Stress Programming Flashcards
Stress regulation divided into 2 parts…
1) Sympatho-adreno medullary axis (ANS, immediate but short lived responses - fight or flight (BP, HR))
2) HPA axis (hypothalamic pituitary adrenocortical axis) - slower but longer lasting responses e.g. increased glucocorticoids
HPA axis
- PVN of the hypothalamus contains neurons producing CRH and AVP; project to median eminence & release into pituitary portal system.
- Pituitary gland then releases ACTH (adrenocorticotropic hormone)
- Adrenal glands release glucocorticoids (cortisol/corticosterone) and catecholamines (adrenaline, NA)
- Negative feedback to brain via glucocorticoid receptors (GR) and mineralcorticoid receptors (MR)
More GRs in the CNS –> better suppression of CRH and therefore lower stress response.
Excess glucocorticoids in stress response –> necrosis, ageing, morphological changes etc. which affect learning and memory.
Study on maternal behaviour
Rat behaviours: LG and ABN
2 groups: 1 SD above and 1 SD below the mean for these behaviours.
Pups had no difference in basal levels of stress hormones but did when put under stress (lower plasma ACTH and corticosterone responses)
In the PVN, mRNA expression showed CRH was lower and GR higher.
Adults reared by good mothers also performed better in Morris water maze. Synaptic marker proteins (synaptophysin and NCAM) showed increased hippocampal synaptogenesis or synaptic survival.
Good mothers –> CALMER and SMARTER offspring
Non-genomic behavioural transmission
Same rat study showed when pups grew up, their maternal behaviours mirrored their mothers. Pups of “bad” mothers also spent less time exploring novel objects (anxiety).
Cross fostering studies not as expected: foster mother being good or bad –> both pups and low anxiety - genetic and environmental affects?
Epigenetics of the good/bad rat mothers
Good mothers had high hippocampal serotonin. Binding within the hippocampus –> intracellular cascade, in which a TF called NGFiA binds to a glucocorticoid receptor, Nr3c1.
In pups of bad mothers, high levels of methylation in GR promoter –> repression, NGFiA can’t bind.

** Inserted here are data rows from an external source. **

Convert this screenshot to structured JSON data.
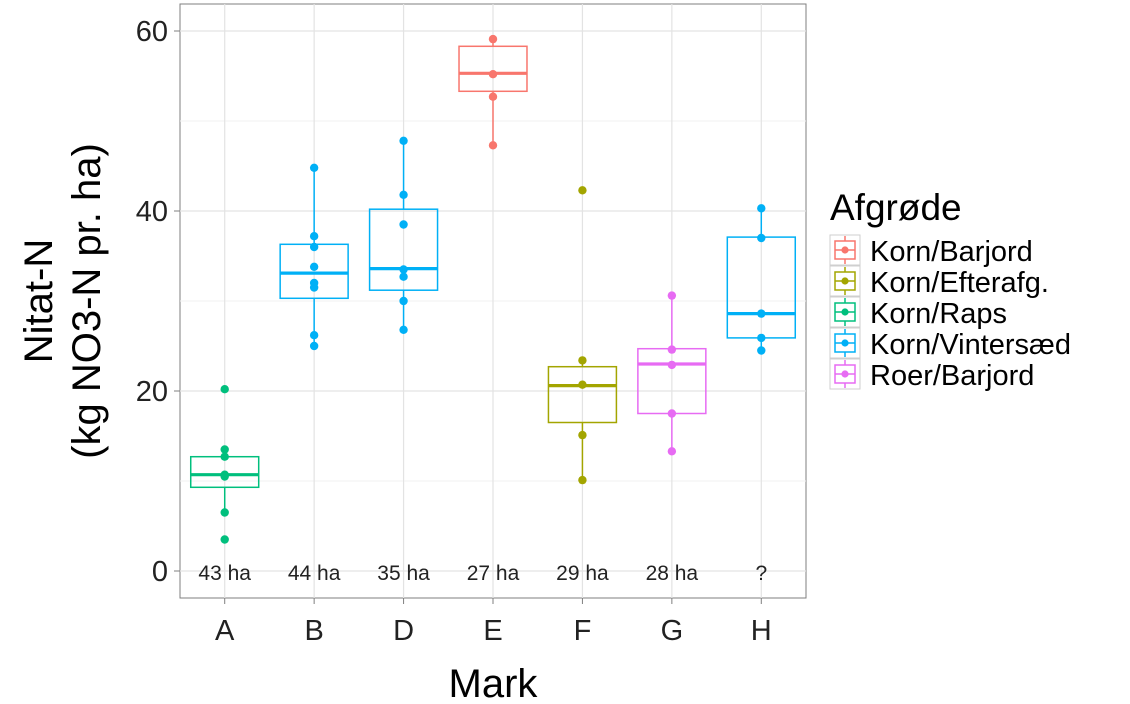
{
  "chart_data": {
    "type": "boxplot",
    "xlabel": "Mark",
    "ylabel_line1": "Nitat-N",
    "ylabel_line2": "(kg NO3-N pr. ha)",
    "ylim": [
      -3,
      63
    ],
    "yticks": [
      0,
      20,
      40,
      60
    ],
    "categories": [
      "A",
      "B",
      "D",
      "E",
      "F",
      "G",
      "H"
    ],
    "legend": {
      "title": "Afgrøde",
      "position": "right",
      "items": [
        {
          "label": "Korn/Barjord",
          "color": "#F8766D"
        },
        {
          "label": "Korn/Efterafg.",
          "color": "#A3A500"
        },
        {
          "label": "Korn/Raps",
          "color": "#00BF7D"
        },
        {
          "label": "Korn/Vintersæd",
          "color": "#00B0F6"
        },
        {
          "label": "Roer/Barjord",
          "color": "#E76BF3"
        }
      ]
    },
    "grid": true,
    "series": [
      {
        "category": "A",
        "group": "Korn/Raps",
        "color": "#00BF7D",
        "area_label": "43 ha",
        "box": {
          "whisker_low": 6.5,
          "q1": 9.3,
          "median": 10.7,
          "q3": 12.7,
          "whisker_high": 13.5
        },
        "points": [
          20.2,
          13.5,
          12.7,
          10.7,
          10.5,
          6.5,
          3.5
        ]
      },
      {
        "category": "B",
        "group": "Korn/Vintersæd",
        "color": "#00B0F6",
        "area_label": "44 ha",
        "box": {
          "whisker_low": 25.0,
          "q1": 30.3,
          "median": 33.1,
          "q3": 36.3,
          "whisker_high": 44.8
        },
        "points": [
          44.8,
          37.2,
          36.0,
          33.8,
          32.0,
          31.5,
          26.2,
          25.0
        ]
      },
      {
        "category": "D",
        "group": "Korn/Vintersæd",
        "color": "#00B0F6",
        "area_label": "35 ha",
        "box": {
          "whisker_low": 26.8,
          "q1": 31.2,
          "median": 33.6,
          "q3": 40.2,
          "whisker_high": 47.8
        },
        "points": [
          47.8,
          41.8,
          38.5,
          33.5,
          32.7,
          30.0,
          26.8
        ]
      },
      {
        "category": "E",
        "group": "Korn/Barjord",
        "color": "#F8766D",
        "area_label": "27 ha",
        "box": {
          "whisker_low": 47.3,
          "q1": 53.3,
          "median": 55.3,
          "q3": 58.3,
          "whisker_high": 59.1
        },
        "points": [
          59.1,
          55.2,
          52.7,
          47.3
        ]
      },
      {
        "category": "F",
        "group": "Korn/Efterafg.",
        "color": "#A3A500",
        "area_label": "29 ha",
        "box": {
          "whisker_low": 10.1,
          "q1": 16.5,
          "median": 20.6,
          "q3": 22.7,
          "whisker_high": 23.4
        },
        "points": [
          42.3,
          23.4,
          20.7,
          15.1,
          10.1
        ]
      },
      {
        "category": "G",
        "group": "Roer/Barjord",
        "color": "#E76BF3",
        "area_label": "28 ha",
        "box": {
          "whisker_low": 13.3,
          "q1": 17.5,
          "median": 23.0,
          "q3": 24.7,
          "whisker_high": 30.6
        },
        "points": [
          30.6,
          24.6,
          22.9,
          17.5,
          13.3
        ]
      },
      {
        "category": "H",
        "group": "Korn/Vintersæd",
        "color": "#00B0F6",
        "area_label": "?",
        "box": {
          "whisker_low": 24.5,
          "q1": 25.9,
          "median": 28.6,
          "q3": 37.1,
          "whisker_high": 40.3
        },
        "points": [
          40.3,
          37.0,
          28.6,
          25.9,
          24.5
        ]
      }
    ]
  }
}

Human data for epigenetics (3)
Suicide victims: looked at brains of childhood trauma/abuse victims vs not. Abuse –> lower GR expression in hippocampus and higher GR methylation.
Holocaust survivor offspring: higher risk of anxiety and depressive disorders, higher risk of PTSD (especially if mother experienced PTSD). Maternal age during holocaust influences this (adult more likely).

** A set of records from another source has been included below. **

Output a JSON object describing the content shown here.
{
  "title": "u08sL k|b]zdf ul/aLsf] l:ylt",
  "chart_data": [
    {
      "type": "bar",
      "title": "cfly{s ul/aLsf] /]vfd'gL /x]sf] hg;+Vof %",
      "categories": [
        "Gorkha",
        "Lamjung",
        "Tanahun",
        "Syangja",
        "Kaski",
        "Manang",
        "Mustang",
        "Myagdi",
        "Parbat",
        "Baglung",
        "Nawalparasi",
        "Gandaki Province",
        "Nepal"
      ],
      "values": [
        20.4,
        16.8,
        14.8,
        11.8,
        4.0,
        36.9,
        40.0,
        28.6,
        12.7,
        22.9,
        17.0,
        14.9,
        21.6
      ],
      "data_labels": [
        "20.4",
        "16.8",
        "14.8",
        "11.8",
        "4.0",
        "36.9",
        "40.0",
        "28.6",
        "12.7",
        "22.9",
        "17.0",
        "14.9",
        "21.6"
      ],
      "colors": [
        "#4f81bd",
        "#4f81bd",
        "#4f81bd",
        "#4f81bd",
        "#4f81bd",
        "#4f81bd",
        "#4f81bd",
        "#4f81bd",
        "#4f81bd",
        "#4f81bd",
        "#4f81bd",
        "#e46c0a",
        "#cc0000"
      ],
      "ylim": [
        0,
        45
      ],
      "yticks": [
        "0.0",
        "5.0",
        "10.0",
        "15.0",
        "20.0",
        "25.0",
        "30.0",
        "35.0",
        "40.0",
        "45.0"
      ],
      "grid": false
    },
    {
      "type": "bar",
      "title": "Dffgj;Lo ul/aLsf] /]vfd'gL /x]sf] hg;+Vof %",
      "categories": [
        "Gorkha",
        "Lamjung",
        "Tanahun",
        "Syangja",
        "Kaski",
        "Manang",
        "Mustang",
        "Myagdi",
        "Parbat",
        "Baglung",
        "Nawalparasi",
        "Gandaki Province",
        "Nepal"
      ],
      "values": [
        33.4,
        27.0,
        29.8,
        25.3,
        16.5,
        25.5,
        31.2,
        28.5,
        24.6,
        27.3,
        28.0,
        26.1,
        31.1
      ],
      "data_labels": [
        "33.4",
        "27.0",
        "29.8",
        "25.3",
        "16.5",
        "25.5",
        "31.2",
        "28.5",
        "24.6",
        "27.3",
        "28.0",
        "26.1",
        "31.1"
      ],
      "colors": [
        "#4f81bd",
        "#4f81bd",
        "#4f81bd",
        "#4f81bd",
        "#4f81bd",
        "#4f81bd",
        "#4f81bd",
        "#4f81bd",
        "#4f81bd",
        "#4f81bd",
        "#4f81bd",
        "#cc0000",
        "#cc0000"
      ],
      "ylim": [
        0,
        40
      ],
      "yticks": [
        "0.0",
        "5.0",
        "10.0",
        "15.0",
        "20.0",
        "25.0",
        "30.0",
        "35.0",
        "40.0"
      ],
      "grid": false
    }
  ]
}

9/11: high levels of maternal PTSD/depression following exposure to 9/11 either directly or indirectly –> increased prenatal deaths (particularly in males), increased behavioural problems in preschool.
Why do stress-related disorders only develop in some? (3)
Cumulative stress hypothesis: more stress in early life plus stress later on –> increased risk of stress-related disorders
Mismatch hypothesis: no early life stress plus stress later on –> increased risk (early stress “primes” you)
3D model: “programming sensitivity” depends on 1) environment (type/level of stress), 2) genetic background and 3) individual (age, gender).
MAOA
Breaks down a number of transmitters including dopamine, serotonin, NA.
MAOA KO mice –> aggression
Polymorphisms in the promoter can increase or decrease activity.
Study grouped children based on severity of maltreatment (none, probable, severe). Low MAOA activity allele –> increased risk of antisocial behaviour. Maltreatment didn’t increase risk of antisocial behaviour if they had high activity allele.
PTSD only develops in 15% of traumas.. Why?
Originally thought that trauma –> chronic stress –> increased glucocorticoids –> hippocampal damage –> decreased size.
BUT twin studies showed that low hippocampal volume is actually a predisposing factor to PTSD rather than a consequence.